09/02/2022

Curling, scopri lo sport su ghiaccio con pietre e scope. E medaglie d’oro

Emanuela Bruno
A cura di Emanuela Bruno
Pubblicato il 09/02/2022 Aggiornato il 09/02/2022

Dopo che gli azzurri Stefania Constantini e Amos Mosaner hanno trionfato alle Olimpiadi di Pechino, sale alla ribalta una disciplina ancora poco seguita ma affascinante

Curling

Il curling è uno sport ancora poco praticato e poco seguito in Italia (i tesserati sono solo 333), nonostante un breve momento di gloria dopo che il grande pubblico l’ha scoperto ai Giochi di Torino 2006. Ma adesso che Stefania Constantini e Amos Mosaner hanno conquistato la medaglia d’oro alle Olimpiadi di Pechino, nella gara di doppio misto, c’è da scommettere che attirerà più curiosi e, si spera, tanti praticanti sulla pista ghiacciata su cui avvengono le sfide.

Le origini del curling sono antichissime: nato nel Cinquecento in Scozia (ma anche i Paesi Bassi ne vantano l’invenzione), è disciplina olimpica dal 1998, dopo una prima e temporanea apparizione già nel 1924.

Per tutti, ma non da tutti

Sul sito della Federazione italiana sport su ghiaccio, cui il curling fa capo, questa disciplina viene definita completa, “per tutti, ma non da tutti”: richiede fisico allenato, buona mira, precisione, mente lucida e fredda, ma anche una perfetta comunicazione fra compagni di squadra.

A guardarlo ricorda un po’ il gioco delle bocce. Le squadre, di quattro o di due giocatori, si sfidano su un campo ghiacciato, la cui superficie è resa lievemente irregolare con strategici spruzzi d’acqua (che ovviamente si solidifica). Con una precisa alternanza fra i componenti della squadra, i giocatori devono lanciare delle “stone”, pietre circolari dotate di manico e pesanti poco meno di 20 chili, che scivolando sul ghiaccio devono avvicinarsi quanto più è possibile alla “house”, cioè un bersaglio posizionato a fine pista. Il centro della house, chiamato “button”, assegna il punteggio più alto e ogni stone può urtare e scalzare quelle avversarie, proprio come accade sul campo da bocce, conquistando una posizione migliore.

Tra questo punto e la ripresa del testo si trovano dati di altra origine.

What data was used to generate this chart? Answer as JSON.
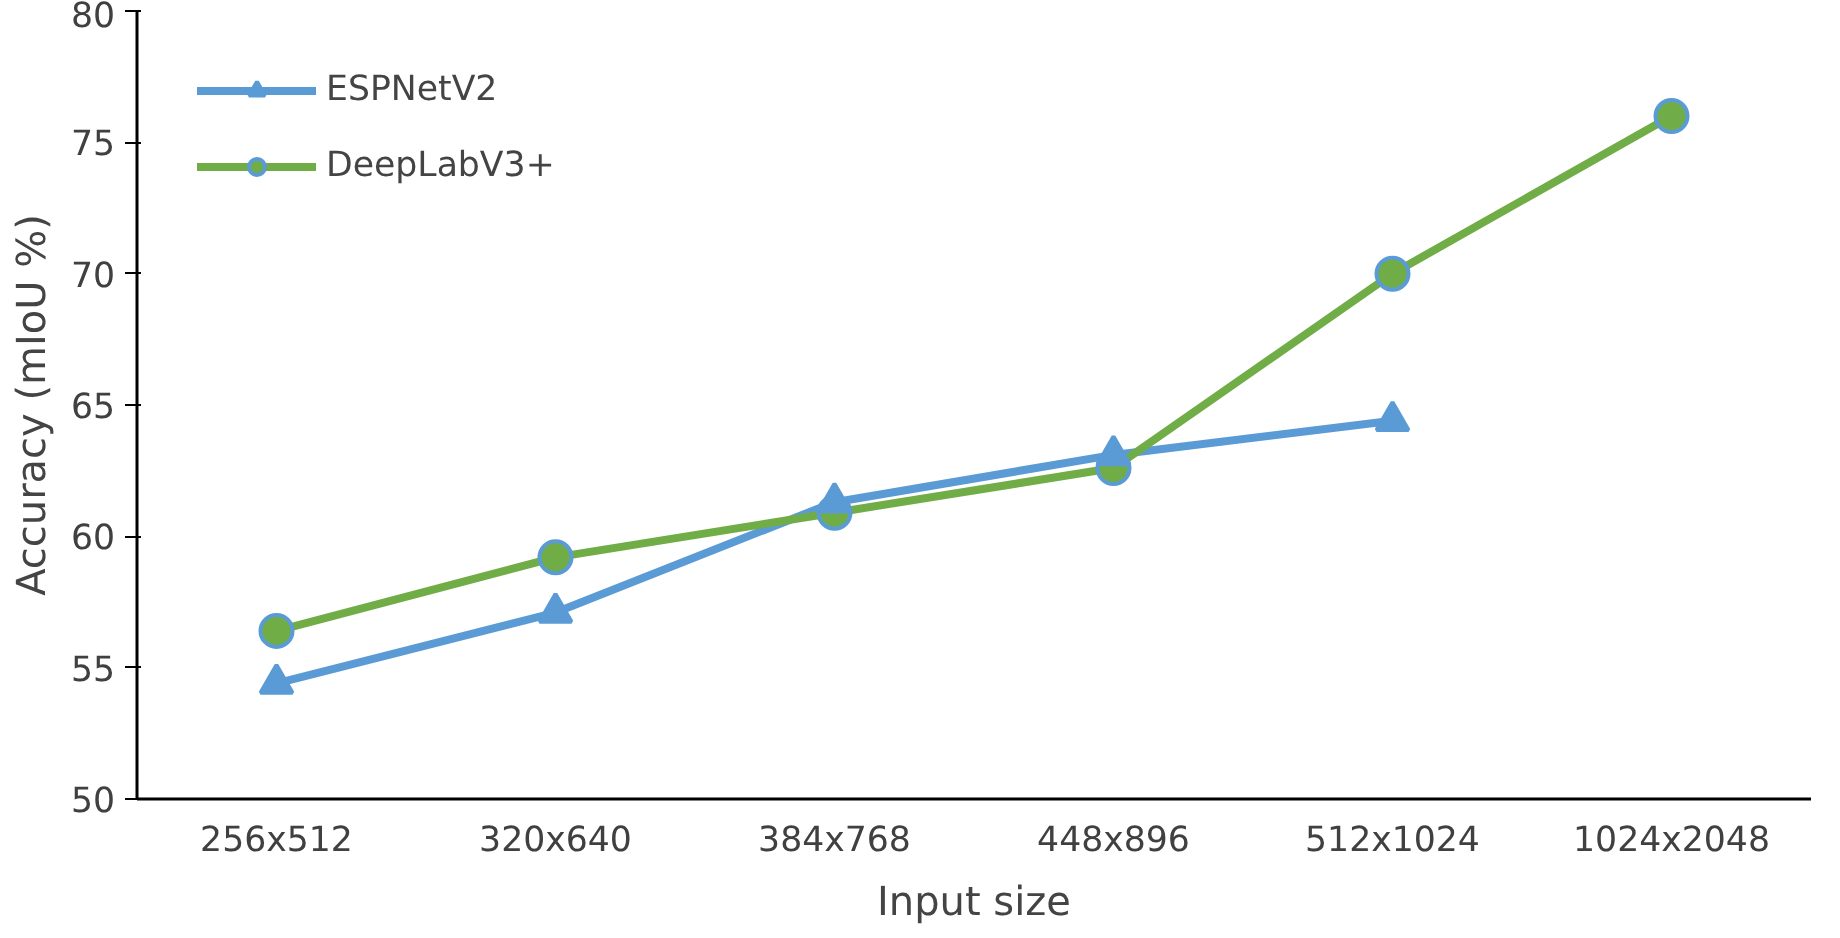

Ma le stone non scivolano semplicemente e da sole sulla pista, dopo il lancio: vengono in qualche modo guidate e aiutate (senza mai toccarle) dai compagni di squadra del lanciatore. Con l’ausilio di speciali scope (“broom”), infatti, viene grattato e reso più liscio il ghiaccio lungo la traiettoria della pietra, mentre questa si muove, facilitandone l’avvicinamento alla meta e, all’occorrenza, modificandone lievemente la traiettoria. I giocatori si muovono sul ghiaccio con speciali scarpe, una delle quali ha la suola liscia (e quindi scorre agevolmente), mentre l’altra è antiscivolo, per consentire le spinte.

Il doppio misto dei nostri campioni

Nel doppio misto, che ci ha regalato la vittoria olimpica, i due giocatori si alternano ai lanci e al lavoro di scopa nelle manche previste dalla competizione: tutti abbiamo seguito con il fiato sospeso l’ultimo tiro di Stefania Constantini e il sorriso, compiaciuto e dolcissimo, con cui la nostra atleta 23enne ha accolto il risultato decisivo. Le sue prime parole a fine gara? «È un sogno che diventa realtà. Undici vittorie, abbiamo dato il nostro meglio e combattuto fino alla fine: questa medaglia ce la siamo proprio meritata. È bella pesante perché è d’oro e alla prima Olimpiade. Tanti anni fa sognavo questo momento e l’ho realizzato: è indescrivibile veramente. Sono fiera di me stessa, ma tutti i tiri si fanno in due: il lavoro di squadra è stato eccezionale, c’è stato tanto equilibrio».